Spring vegetables are here! Seasonal produce is a great way to get your nutrients. Top picks for this year's harvest:
Asparagus is an energizing and low-calorie spring vegetable that is a good source of vitamin C, vitamin A and folate. Asparagus season is now upon us, running from April to June. To keep the nutrients and flavour high, don't overcook your asparagus. Thin spears only need three minutes in the steamer or pop them in the oven at 204 C or 400 F for 10 to 15 minutes. You can also barbecue them and then season with a drizzle of balsamic vinegar.
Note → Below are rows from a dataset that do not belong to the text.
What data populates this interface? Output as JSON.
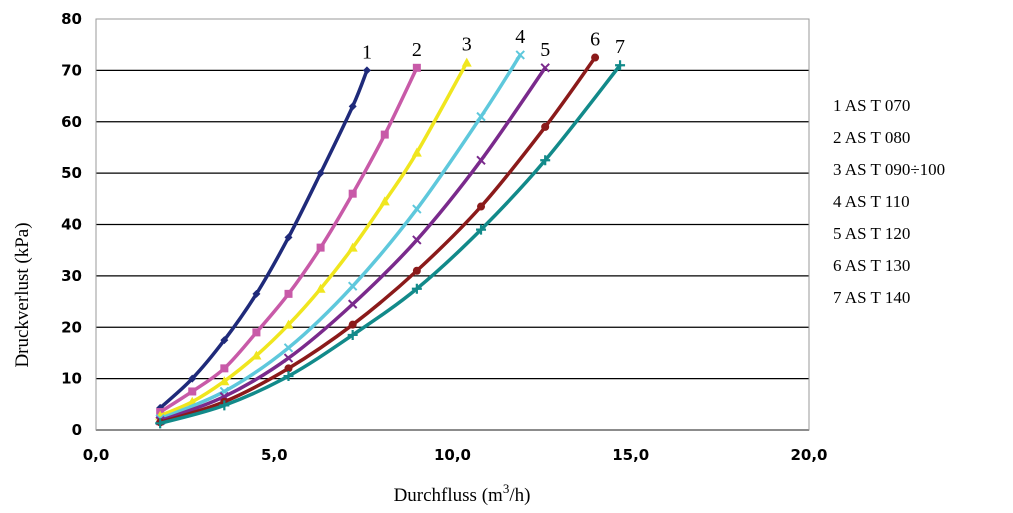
{
  "chart_data": {
    "type": "line",
    "title": "",
    "xlabel": "Durchfluss (m³/h)",
    "xlabel_parts": [
      "Durchfluss (m",
      "3",
      "/h)"
    ],
    "ylabel": "Druckverlust (kPa)",
    "xlim": [
      0,
      20
    ],
    "ylim": [
      0,
      80
    ],
    "x_ticks": [
      0,
      5,
      10,
      15,
      20
    ],
    "x_tick_labels": [
      "0,0",
      "5,0",
      "10,0",
      "15,0",
      "20,0"
    ],
    "y_ticks": [
      0,
      10,
      20,
      30,
      40,
      50,
      60,
      70,
      80
    ],
    "y_tick_labels": [
      "0",
      "10",
      "20",
      "30",
      "40",
      "50",
      "60",
      "70",
      "80"
    ],
    "grid": "horizontal",
    "legend_position": "right",
    "legend": [
      "1 AS T 070",
      "2 AS T 080",
      "3 AS T 090÷100",
      "4 AS T 110",
      "5 AS T 120",
      "6 AS T 130",
      "7 AS T 140"
    ],
    "series": [
      {
        "name": "1",
        "color": "#1f2a7a",
        "marker": "diamond",
        "x": [
          1.8,
          2.7,
          3.6,
          4.5,
          5.4,
          6.3,
          7.2,
          7.6
        ],
        "y": [
          4.3,
          10,
          17.5,
          26.5,
          37.5,
          50,
          63,
          70
        ]
      },
      {
        "name": "2",
        "color": "#c85aa8",
        "marker": "square",
        "x": [
          1.8,
          2.7,
          3.6,
          4.5,
          5.4,
          6.3,
          7.2,
          8.1,
          9.0
        ],
        "y": [
          3.5,
          7.5,
          12,
          19,
          26.5,
          35.5,
          46,
          57.5,
          70.5
        ]
      },
      {
        "name": "3",
        "color": "#f0e61e",
        "marker": "triangle",
        "x": [
          1.8,
          2.7,
          3.6,
          4.5,
          5.4,
          6.3,
          7.2,
          8.1,
          9.0,
          10.4
        ],
        "y": [
          2.8,
          5.5,
          9.5,
          14.5,
          20.5,
          27.5,
          35.5,
          44.5,
          54,
          71.5
        ]
      },
      {
        "name": "4",
        "color": "#5ec8dc",
        "marker": "x",
        "x": [
          1.8,
          3.6,
          5.4,
          7.2,
          9.0,
          10.8,
          11.9
        ],
        "y": [
          2.2,
          7.5,
          16,
          28,
          43,
          61,
          73
        ]
      },
      {
        "name": "5",
        "color": "#7a2a8c",
        "marker": "x",
        "x": [
          1.8,
          3.6,
          5.4,
          7.2,
          9.0,
          10.8,
          12.6
        ],
        "y": [
          1.8,
          6.5,
          14,
          24.5,
          37,
          52.5,
          70.5
        ]
      },
      {
        "name": "6",
        "color": "#8b1a1a",
        "marker": "circle",
        "x": [
          1.8,
          3.6,
          5.4,
          7.2,
          9.0,
          10.8,
          12.6,
          14.0
        ],
        "y": [
          1.5,
          5.5,
          12,
          20.5,
          31,
          43.5,
          59,
          72.5
        ]
      },
      {
        "name": "7",
        "color": "#128a8a",
        "marker": "plus",
        "x": [
          1.8,
          3.6,
          5.4,
          7.2,
          9.0,
          10.8,
          12.6,
          14.7
        ],
        "y": [
          1.3,
          4.8,
          10.5,
          18.5,
          27.5,
          39,
          52.5,
          71
        ]
      }
    ]
  }
}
Packed with high nutrition at a low cost, this crop is spring's unsung hero! Rhubarb contains calcium for bone health and potassium for proper organ function. Balance the tart flavour of rhubarb by cooking it with sweet fruits like strawberries in the form of a compote, custard or in baked goods like pies. Or, embrace its tartness and toss in slices of rhubarb stems with beets, olive oil and garlic and roast at 190 C or 375 F until tender. Season with salt and pepper.
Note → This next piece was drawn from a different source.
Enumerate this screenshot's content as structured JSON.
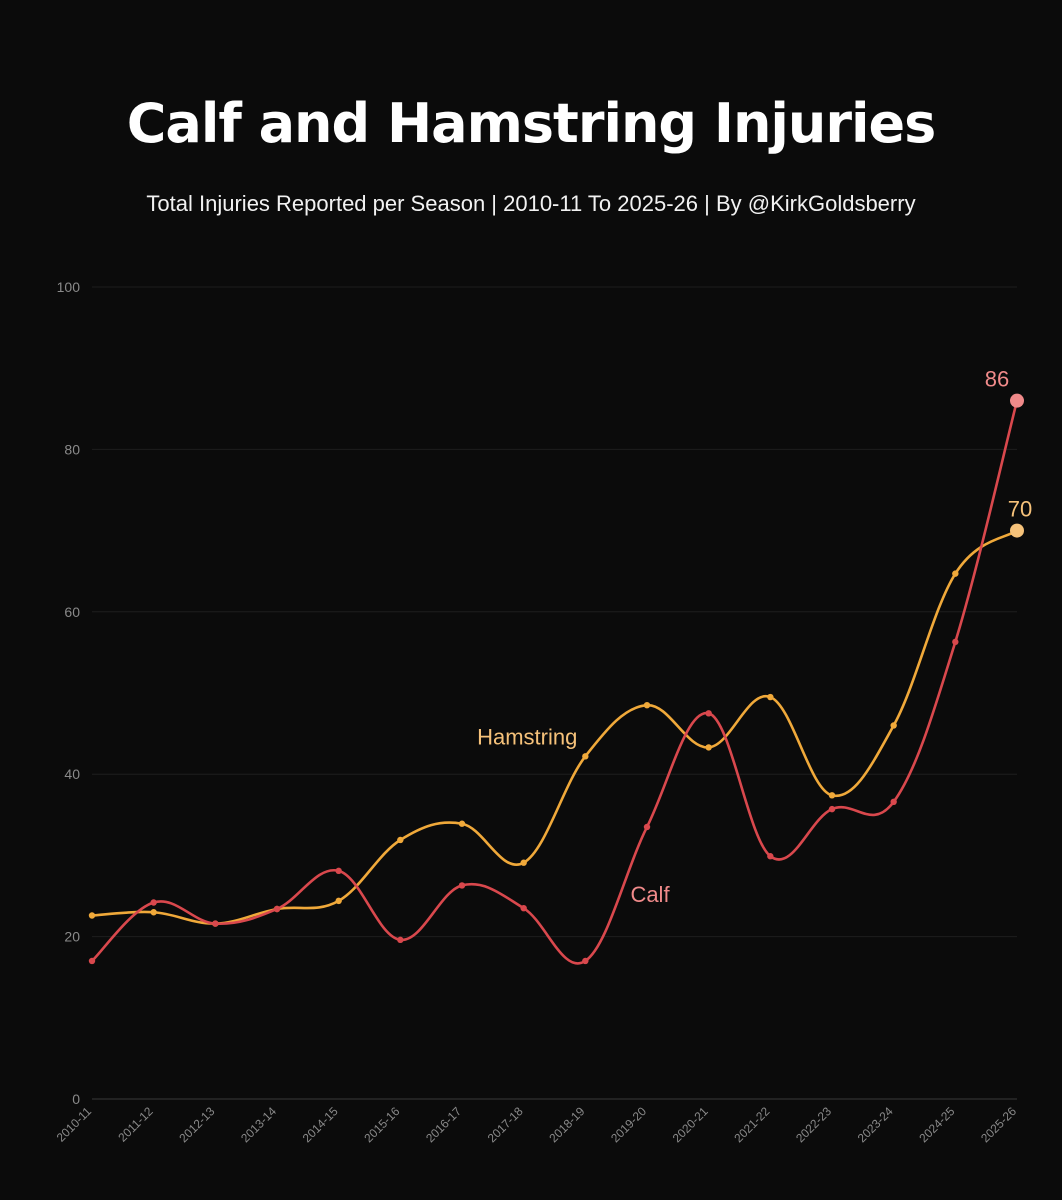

This amazing leafy vegetable has vitamin A, vitamin C and lots of fibre. Steam four cups of spinach for a few minutes and you'll meet one quarter of your daily fibre requirement. Add spinach to salads, eggs, chilis and soups. Or simply saute for a few minutes on high with a bit of olive oil to coat the pan and some chopped garlic.
This bright root vegetable is loaded with vitamin C, potassium and folate. Beets are low calorie — only 50 per cup — but they add lots of personality and nutritional punch to salads, especially when roasted and paired with goat cheese and spinach. A more convenient option are canned beets (the non-pickled variety) which are pre-cooked and low in sodium.
This flavourful veggie contains vitamin C and is a healthy but low calorie way to satisfy a craving for crunch. With only eight calories for 10 radishes, consider these refreshing vegetables as a healthier alternative to chips. Their peppery flavour pairs well when dipped in guacamole or Greek-yogurt based dips.